Plus, if you’re unfortunate enough to be a victim of theft via mugging, your bike will be covered with Swinton, as long as you have Personal Possessions cover. As with all occurrences of theft, you would need to report it to the police.

Chained bicycle

What lock should you use?

It’s not so much one lock, but locks – your first port of call should be a durable D-lock, and you should invest in the best quality you can afford. Aim to get one that’s Gold Sold Secure, if possible. Lower-quality locks can easily be bolt cropped or sawn through by the wrong person with the right tools!

Remember to use your D-lock effectively by filling up as much of the space within the lock as possible with your bike, and ensuring it is tightly fastened.

Using a chain and padlock will offer extra protection for your bike, as it’ll be secured in two different places.

Garden shed

Securing your bike at home

Did you know that most bike thefts occur in a semi-private location near the owner’s property, i.e. garages, outbuildings and outside areas? Rather than being complacent about your bike once you’ve returned home for the day, you should really have a handle on how to secure it as best you can.

Even if you store your bike in a garage or shed, you should still lock it up, plus don’t forget to lock the outbuilding itself. Also, think about investing in a shed alarm for extra security, and don’t make it common knowledge that you own a bike – keep it out of sight as much as you can, and consider adding curtains/covers to the windows in your garage or shed.

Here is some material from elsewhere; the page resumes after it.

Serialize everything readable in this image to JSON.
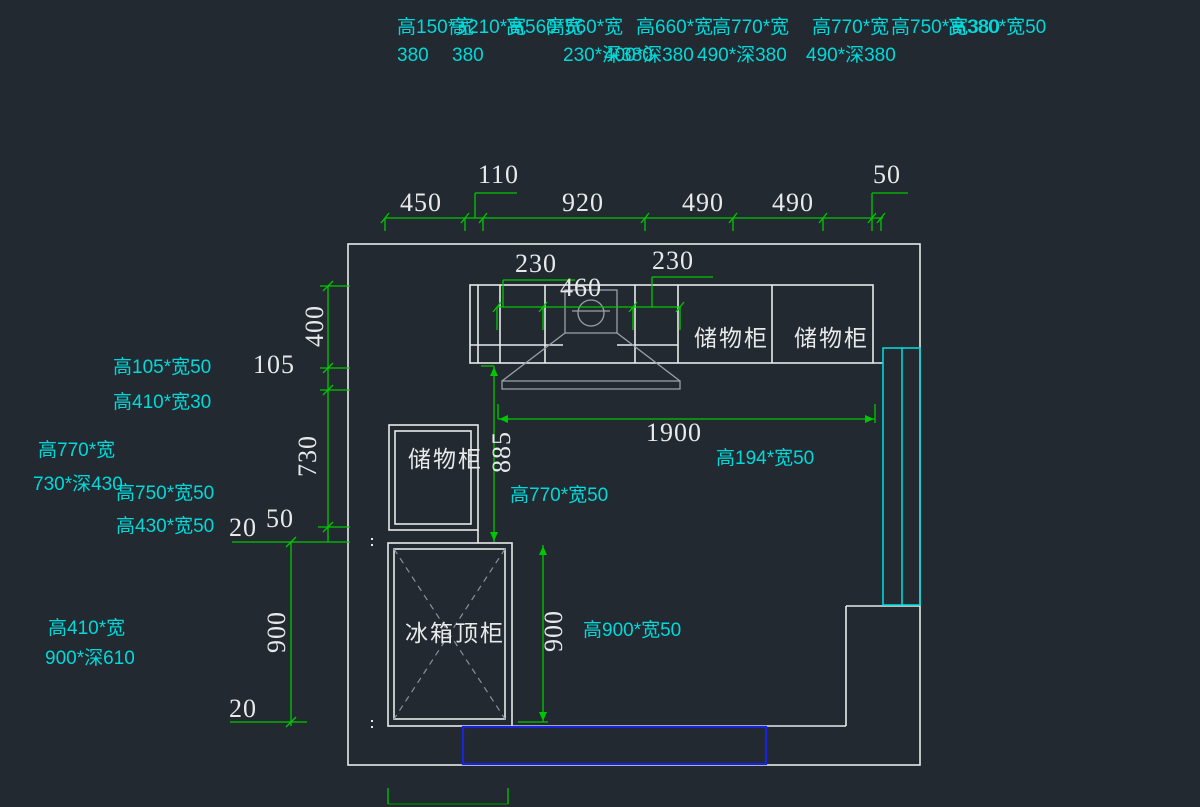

For an extra layer of protection, it could be a good idea to submit your bike’s details to the national Bike Register – this is simple three-step process that’s police-approved. While this isn’t a requirement with Swinton, some insurers may need you to do this, so check your policy carefully. Also, keep a record of the frame number, receipt of purchase and photographs of the bike in a safe place.

Street with houses

Is your bike covered on your home insurance policy?

Don’t assume that your bike is automatically covered on your home insurance policy. All insurance providers are different, and we strongly advise that you check your policy documents carefully.

Here at Swinton, we have recently upped the cover on bikes. On both our Classic and Premier home insurance options, each bike kept inside your house or flat will be covered up to £2,000. If you keep your bike in a shed or garage, bear in mind the limit for Theft from Outbuildings, which is £2,500 for Classic, and £5,000 for Premier policies.

Away from the home, your bike needs to be locked up if unattended, and needs to be included in your Personal Possessions limit if it’s worth £2,000 or less. If your bike is worth more than £2,000, it needs to be listed as a specified Personal Possession if kept inside your house or flat – this includes sheds and garages. These options can be selected during the quote process.

Don’t forget accessories, either, such as mounts and lights – as you’ll know, these can really add up! With a Swinton policy, they need to be included within the Contents Sum Insured limit. Remember, if you store your accessories in an outbuilding, these will form part of the Theft from Outbuildings limit. If taken away from the home, they need to be included as part of the Personal Possessions limit.

Note that if any of your accessories are stolen outside the home, they will only be covered on a Swinton policy if your bike’s frame is taken at the same time.

If your bike is damaged by a car and the driver is at fault, the cost of the damage may be claimed from them. General accidental damage to your bike is covered under the Personal Possessions limit. If you sustain an injury while riding your bike and you need to take legal action, Home Legal Protection will offer you cover – this is included as standard on our Premier home insurance, and is available as an additional option on our Classic product.

When you’re working out how much cover you need for your home contents, we understand that it’s easy to forget things – our handy Home Contents Calculator will help you estimate the total value of your possessions, including your bike.